3. Orient your travellers, take them on a journey and make them feel safe.

I click on the “Le Trésor de Montmartre” link. First of all, that phrase is literally a foreign language to any non-French customer. At this stage your customer may have it in mind to travel to Paris, but they likely have no frame of reference for exactly what that means. They are disoriented and it’s your job to orient them as to where your apartment is. Take them by the hand, reassure and guide them as you would a child.

Make then feel certain at every step, call it “The Paris Apartment, Le Trésor de Montmartre”. Then visually make it easy for them to locate themselves. If it were my apartment I’d start my images with a map of France, so they know exactly where Paris is. Then I’d have a zoomed-in map of Paris so they can see the neighbourhood in relation to the main destinations. Then I’d have an aerial shot of the direct neighbourhood. Then I’d drop down to street level, show them the front of the building, take them through the front door, then room by room, then finally local amenities. You’re taking them on a journey, showing them exactly where in the world you are asking them to go. Making them feel safe.

You already have many of these images, but they don’t take me on that journey.
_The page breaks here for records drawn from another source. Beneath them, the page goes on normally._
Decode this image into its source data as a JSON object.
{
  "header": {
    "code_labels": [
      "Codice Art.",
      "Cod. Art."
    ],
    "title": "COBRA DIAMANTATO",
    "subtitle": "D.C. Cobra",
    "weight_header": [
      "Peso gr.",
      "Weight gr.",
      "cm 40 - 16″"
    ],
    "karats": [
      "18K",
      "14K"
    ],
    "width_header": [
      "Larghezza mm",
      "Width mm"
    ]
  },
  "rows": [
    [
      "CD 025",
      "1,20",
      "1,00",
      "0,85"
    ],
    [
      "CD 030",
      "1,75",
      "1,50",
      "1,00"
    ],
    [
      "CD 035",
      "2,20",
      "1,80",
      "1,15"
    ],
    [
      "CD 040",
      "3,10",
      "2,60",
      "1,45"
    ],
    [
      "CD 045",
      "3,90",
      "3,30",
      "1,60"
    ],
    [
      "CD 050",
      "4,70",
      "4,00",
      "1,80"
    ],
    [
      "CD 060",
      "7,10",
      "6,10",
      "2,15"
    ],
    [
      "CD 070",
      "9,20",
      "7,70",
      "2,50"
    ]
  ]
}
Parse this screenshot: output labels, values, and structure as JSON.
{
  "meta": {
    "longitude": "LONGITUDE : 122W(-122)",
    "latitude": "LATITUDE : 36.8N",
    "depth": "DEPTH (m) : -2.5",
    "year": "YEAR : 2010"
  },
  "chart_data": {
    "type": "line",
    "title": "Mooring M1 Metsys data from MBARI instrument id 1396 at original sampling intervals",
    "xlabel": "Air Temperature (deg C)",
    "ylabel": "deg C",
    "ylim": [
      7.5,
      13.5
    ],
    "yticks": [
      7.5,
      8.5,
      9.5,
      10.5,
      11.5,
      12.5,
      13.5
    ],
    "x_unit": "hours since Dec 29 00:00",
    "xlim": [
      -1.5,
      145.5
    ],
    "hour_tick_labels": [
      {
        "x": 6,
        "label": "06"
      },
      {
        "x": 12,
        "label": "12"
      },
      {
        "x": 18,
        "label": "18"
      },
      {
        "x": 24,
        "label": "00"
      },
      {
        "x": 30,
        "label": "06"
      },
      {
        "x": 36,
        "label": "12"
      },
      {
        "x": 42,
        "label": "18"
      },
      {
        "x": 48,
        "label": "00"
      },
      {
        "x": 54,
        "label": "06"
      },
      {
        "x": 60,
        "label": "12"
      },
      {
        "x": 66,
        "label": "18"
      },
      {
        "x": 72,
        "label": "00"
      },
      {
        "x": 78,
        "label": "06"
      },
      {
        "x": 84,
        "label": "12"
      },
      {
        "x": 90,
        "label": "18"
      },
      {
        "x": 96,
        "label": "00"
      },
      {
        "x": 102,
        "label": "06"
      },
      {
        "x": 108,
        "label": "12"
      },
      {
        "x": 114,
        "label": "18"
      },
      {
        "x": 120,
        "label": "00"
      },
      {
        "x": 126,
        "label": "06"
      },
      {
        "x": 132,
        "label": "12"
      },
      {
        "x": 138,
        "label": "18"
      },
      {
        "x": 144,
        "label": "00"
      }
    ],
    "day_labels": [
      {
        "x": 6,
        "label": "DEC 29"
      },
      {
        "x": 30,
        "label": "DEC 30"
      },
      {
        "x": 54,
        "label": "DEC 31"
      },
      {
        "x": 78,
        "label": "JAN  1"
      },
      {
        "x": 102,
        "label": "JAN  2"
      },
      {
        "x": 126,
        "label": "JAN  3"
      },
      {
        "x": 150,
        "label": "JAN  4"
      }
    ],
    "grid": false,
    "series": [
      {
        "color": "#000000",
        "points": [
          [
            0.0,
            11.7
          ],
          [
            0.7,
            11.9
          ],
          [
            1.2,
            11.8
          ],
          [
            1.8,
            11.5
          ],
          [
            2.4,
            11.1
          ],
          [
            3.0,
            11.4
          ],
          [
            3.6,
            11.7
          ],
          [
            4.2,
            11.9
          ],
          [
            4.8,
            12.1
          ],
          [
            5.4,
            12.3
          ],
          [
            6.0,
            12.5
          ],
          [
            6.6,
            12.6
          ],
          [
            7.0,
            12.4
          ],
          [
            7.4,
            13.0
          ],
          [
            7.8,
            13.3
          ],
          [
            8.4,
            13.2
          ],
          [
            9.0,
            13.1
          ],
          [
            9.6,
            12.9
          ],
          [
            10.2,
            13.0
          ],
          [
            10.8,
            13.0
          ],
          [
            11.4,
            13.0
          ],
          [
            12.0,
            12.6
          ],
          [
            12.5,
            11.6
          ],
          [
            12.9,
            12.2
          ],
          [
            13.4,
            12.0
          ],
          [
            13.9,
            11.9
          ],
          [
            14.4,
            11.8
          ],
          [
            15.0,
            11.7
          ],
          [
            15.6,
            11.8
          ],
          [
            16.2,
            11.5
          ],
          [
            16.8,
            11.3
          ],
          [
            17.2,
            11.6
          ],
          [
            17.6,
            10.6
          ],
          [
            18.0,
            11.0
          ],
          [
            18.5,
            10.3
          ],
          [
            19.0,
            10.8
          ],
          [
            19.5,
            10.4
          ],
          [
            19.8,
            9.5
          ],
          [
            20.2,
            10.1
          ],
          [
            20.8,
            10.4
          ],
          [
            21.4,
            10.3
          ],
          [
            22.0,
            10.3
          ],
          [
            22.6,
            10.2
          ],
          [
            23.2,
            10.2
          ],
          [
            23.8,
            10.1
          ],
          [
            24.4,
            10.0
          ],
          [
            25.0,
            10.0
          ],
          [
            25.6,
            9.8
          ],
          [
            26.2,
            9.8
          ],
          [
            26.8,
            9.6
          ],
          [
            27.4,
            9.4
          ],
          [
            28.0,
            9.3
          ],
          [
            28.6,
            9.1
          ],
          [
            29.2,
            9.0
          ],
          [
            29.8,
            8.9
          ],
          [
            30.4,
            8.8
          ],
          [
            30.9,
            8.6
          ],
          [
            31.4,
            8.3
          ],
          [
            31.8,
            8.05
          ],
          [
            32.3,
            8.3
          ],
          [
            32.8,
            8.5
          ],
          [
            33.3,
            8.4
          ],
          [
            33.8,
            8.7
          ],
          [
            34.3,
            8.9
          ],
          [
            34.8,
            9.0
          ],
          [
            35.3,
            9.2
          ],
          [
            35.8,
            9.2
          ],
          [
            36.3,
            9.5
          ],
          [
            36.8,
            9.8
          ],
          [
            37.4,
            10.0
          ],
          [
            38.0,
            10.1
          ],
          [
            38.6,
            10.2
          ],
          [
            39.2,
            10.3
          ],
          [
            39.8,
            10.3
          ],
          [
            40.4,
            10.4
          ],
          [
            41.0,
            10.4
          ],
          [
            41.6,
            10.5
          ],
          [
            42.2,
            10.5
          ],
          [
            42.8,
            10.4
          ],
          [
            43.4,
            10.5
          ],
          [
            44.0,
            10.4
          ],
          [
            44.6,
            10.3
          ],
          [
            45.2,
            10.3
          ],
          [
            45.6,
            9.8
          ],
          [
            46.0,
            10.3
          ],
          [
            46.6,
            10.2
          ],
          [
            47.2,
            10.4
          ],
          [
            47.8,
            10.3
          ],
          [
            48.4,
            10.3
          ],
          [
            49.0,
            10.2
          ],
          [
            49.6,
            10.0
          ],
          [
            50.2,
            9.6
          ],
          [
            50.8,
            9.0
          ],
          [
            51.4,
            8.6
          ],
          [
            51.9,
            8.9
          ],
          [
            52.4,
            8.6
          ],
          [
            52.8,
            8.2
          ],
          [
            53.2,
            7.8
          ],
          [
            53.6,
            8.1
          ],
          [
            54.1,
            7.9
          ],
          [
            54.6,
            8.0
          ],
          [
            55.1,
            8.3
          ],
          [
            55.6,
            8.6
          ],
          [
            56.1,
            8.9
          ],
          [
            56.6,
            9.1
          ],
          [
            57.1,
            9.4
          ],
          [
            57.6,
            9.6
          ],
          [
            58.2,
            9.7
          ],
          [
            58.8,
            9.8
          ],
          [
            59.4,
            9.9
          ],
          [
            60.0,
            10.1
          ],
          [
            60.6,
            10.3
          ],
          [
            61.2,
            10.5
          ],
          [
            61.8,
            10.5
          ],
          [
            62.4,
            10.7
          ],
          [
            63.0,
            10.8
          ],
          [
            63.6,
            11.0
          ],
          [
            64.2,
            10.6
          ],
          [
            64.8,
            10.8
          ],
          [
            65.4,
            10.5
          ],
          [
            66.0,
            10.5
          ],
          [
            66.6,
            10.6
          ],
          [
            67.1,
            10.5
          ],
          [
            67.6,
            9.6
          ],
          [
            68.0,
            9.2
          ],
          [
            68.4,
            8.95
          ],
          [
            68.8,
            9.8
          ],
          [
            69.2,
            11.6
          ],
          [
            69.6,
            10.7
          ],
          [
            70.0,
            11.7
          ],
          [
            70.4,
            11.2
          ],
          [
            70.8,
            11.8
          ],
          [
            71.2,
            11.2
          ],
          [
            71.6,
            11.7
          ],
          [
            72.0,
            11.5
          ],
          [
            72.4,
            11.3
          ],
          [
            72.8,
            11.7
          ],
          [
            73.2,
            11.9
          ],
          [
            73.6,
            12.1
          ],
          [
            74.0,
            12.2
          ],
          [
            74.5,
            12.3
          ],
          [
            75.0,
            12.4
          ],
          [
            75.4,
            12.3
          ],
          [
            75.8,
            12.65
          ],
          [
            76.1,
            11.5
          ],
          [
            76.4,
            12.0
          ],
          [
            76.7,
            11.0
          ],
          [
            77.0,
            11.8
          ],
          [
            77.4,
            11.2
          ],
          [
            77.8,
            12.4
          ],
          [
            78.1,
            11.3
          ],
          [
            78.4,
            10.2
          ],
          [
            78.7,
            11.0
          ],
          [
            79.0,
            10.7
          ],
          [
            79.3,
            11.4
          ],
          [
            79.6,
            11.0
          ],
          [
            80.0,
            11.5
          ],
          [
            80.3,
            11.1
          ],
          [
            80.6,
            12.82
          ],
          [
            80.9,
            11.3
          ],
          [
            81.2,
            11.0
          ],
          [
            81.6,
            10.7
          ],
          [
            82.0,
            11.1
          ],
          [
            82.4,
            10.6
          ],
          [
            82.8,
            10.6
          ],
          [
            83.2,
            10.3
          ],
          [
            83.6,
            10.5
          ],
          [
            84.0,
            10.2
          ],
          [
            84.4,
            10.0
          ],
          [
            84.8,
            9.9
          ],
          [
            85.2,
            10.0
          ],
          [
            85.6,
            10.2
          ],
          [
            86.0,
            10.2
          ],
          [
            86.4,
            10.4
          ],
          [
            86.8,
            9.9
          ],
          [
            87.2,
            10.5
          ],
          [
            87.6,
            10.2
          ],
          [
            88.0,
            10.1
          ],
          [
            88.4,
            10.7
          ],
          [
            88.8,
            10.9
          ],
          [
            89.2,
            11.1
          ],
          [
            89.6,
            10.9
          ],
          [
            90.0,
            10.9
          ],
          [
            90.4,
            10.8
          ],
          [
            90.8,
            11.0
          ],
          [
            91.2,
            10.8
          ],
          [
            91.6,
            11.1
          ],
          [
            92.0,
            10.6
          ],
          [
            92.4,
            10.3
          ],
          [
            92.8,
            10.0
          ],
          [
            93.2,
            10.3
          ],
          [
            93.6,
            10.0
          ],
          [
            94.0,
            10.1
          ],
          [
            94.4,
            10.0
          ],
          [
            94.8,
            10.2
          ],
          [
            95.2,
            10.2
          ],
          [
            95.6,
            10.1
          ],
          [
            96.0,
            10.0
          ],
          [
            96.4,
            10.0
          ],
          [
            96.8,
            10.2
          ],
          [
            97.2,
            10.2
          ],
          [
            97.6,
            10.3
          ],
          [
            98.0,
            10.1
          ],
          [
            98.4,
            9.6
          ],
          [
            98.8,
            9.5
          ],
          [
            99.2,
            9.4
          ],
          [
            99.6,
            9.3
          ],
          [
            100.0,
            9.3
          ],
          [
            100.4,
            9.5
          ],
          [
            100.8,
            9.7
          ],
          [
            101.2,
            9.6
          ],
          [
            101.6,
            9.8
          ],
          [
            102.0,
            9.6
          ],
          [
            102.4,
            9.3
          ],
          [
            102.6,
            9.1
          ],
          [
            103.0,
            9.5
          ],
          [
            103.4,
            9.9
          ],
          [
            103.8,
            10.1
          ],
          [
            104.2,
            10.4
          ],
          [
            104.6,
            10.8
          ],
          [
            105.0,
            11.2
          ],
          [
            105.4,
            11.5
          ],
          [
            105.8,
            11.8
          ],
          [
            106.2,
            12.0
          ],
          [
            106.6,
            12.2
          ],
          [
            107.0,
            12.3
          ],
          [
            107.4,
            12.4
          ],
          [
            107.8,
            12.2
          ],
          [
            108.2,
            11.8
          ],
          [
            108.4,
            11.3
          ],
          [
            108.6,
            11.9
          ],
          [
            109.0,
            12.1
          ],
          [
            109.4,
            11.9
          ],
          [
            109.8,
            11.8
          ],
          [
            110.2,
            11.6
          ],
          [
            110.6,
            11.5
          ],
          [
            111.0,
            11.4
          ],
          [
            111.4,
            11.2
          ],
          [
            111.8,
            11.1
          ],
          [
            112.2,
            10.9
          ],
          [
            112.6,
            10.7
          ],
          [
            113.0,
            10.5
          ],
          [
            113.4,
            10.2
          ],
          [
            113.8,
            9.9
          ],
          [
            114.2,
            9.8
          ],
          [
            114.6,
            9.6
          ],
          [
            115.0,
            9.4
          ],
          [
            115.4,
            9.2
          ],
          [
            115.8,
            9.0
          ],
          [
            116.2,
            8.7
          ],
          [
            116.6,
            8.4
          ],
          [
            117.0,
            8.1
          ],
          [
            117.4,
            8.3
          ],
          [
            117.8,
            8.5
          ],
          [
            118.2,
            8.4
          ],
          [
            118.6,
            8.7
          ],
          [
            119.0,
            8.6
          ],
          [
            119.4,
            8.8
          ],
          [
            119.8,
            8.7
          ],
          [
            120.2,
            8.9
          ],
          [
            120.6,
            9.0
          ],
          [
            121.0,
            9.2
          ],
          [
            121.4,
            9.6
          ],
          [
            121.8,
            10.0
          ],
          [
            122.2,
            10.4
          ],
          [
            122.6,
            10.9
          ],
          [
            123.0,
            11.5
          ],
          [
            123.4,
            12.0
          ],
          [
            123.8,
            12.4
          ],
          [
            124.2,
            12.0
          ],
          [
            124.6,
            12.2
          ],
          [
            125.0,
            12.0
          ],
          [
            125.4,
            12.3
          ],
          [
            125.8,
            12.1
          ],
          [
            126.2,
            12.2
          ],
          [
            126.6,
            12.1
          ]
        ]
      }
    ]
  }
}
Do not underestimate how disoriented people feel about new destinations, especially after browsing multiple websites.

You’ve got another autoscrolling image carousel that doesn’t allow anyone to study the images you’ve uploaded. It makes everything look like an advertisement. I’m trying to study the rooms and zip, they’re gone. It’s such a trust killer. And the images are small and low resolution. It looks like a beautiful apartment, but why would you serve up tiny poor quality images for a product that you’re asking people to pay 5000 Euros a month for?

Action: Give people all the visual information they deserve for a 5k product, high res, full size and ordered in a way that orients and takes them on a journey. Your customers don’t care about the design limitations of the website, or hosting service, or plugins that you have selected. They care about spending their hard-earned money well.